Banking and finance – Contracts – Bonus payments – Summary judgments
Parties Named in Schedule A v (1) Dresdner Kleinwort Ltd (2) Commerzbank AG; Fahmi Anar & Ors v (1) Dresdner Kleinwort Ltd (2) Commerzbank AG: QBD (Mr Justice Simon): 28 May 2010
The applicants (D) applied for summary judgment in respect of the claims of the respondents (R) to recover sums said to be due as bonuses for the calendar year 2008 or damages for breach of contract. R were employees who worked for D’s global investment banking division. They were entitled under their contracts of employment to be considered each year for the payment of a discretionary bonus as a supplement to their salary.
There was an established mechanism for fixing individual bonuses. That involved the allocation of a bonus pool and allocations from the pool to individual employees in a process which took place in November. In about mid-December, each employee received a letter from the human resources department confirming the amount of the bonus. The cash element of the bonus was paid with the salary in January of the following year, provided that the employee was still employed on the payment date and had not given or received notice to terminate his or her employment.
In the first half of 2008, there was considerable uncertainty about the future of the investment banking business and speculation that it would be sold. At a ‘town hall meeting’ in August the chief executive officer announced that there would be a guaranteed minimum pool of €400m available for staff bonuses. That was done with the express purpose of encouraging staff to remain in their employment. Thereafter, it was announced that the business was being sold. There were a number of subsequent references to the continued existence of the guaranteed minimum pool by senior executives. In December 2008, letters were sent to employees stating that a discretionary bonus of a particular amount had been provisionally awarded ‘subject to review in the event that additional material deviations in... revenue and earnings, as against the forecast... are identified’.
In the event that such additional material deviations were identified, D reserved the right to review the provisional award and, if necessary, to reduce it. After the sale of the business was completed the bonus awards were in general cut by 90%. R claimed the balance of the sums which had been provisionally awarded in the December letters.

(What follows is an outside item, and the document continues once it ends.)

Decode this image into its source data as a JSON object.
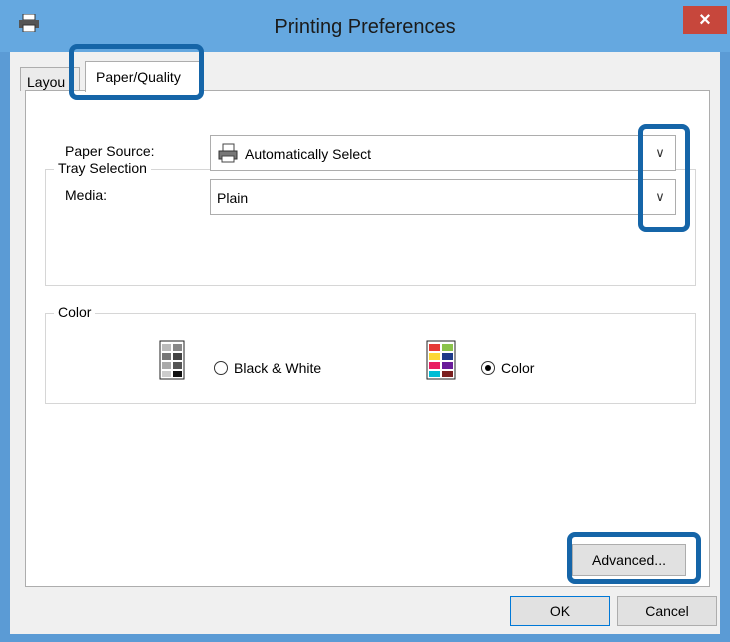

R submitted that the ‘town hall’ announcement and/or the provisional award letters gave rise to a legally binding obligation to pay the amount of the bonus specified in the letters. D contended that there was neither acceptance of any offer in the announcement or the letter nor consideration for it.
Held: (1) The claim based on the announcement and subsequent statements prior to the December letters had no realistic chance of success at trial. The ‘town hall’ announcement and subsequent references to the minimum bonus pool did not even arguably create rights which R could enforce by action. A number of factors made it highly unlikely that the hypothetical reasonable employee would regard what was said as a binding offer to that individual. First, it was difficult to see how individual employees could enforce a promise to pay from the minimum bonus pool without any stipulation about how much any individual would receive or the basis on which they were to receive it. Second, there was uncertainty about who might qualify for a bonus. Third, there were difficulties in construing the announcement as being the establishment of a sum which would be unaffected by the considerations set out in the relevant provisions of the employment contract relating to discretionary bonuses, such as market trends and the financial performance of the company. Fourth, there was the relative informality of the way in which the announcement was made, if it was intended to be an irrevocable and legally binding commitment.
(2) There were real difficulties in the argument that D had bound themselves not to impose any conditions on the allocation of bonuses, at least provided such conditions fell within the criteria it mentioned in the relevant provisions of the employment contracts. However, the confirmation of the bonus in the December letter was subject to two conditions, both described as a ‘review’.
The first stage review was of D’s revenue and earnings. If there were ‘additional’ material deviations from the forecast, the second stage review would be triggered. Once the second stage review was triggered a wide discretion in relation to the award of the bonus was reserved, as was the right to reduce the provisional award. R focussed on the significance of the word ‘additional’ in the phrase ‘additional material deviations’ and the relevant date of the forecast with which the actuals fell to be compared. Those points raised questions which could not be resolved summarily. They raised reasonable grounds for believing that a fuller investigation into the facts would add to or alter the evidence available and so affect the outcome of the trial. There was also a further issue which R might properly be able to advance at trial, namely whether the assurances given by the chief executive as to how the reviews described in the December letter would be carried out gave rise to enforceable rights. It followed that D failed to show that R had no real prospect of success in their claims.
Application refused.
Nigel Tozzi QC, Kate Livesey (instructed by Stewarts Law) for the claimants in the first action; Andrew Hochhauser QC, David Craig (instructed by Mischon de Reya) for the claimants in the second action; Jonathan Sumption QC, Martin Chamberlain (instructed by Linklaters) for the defendants.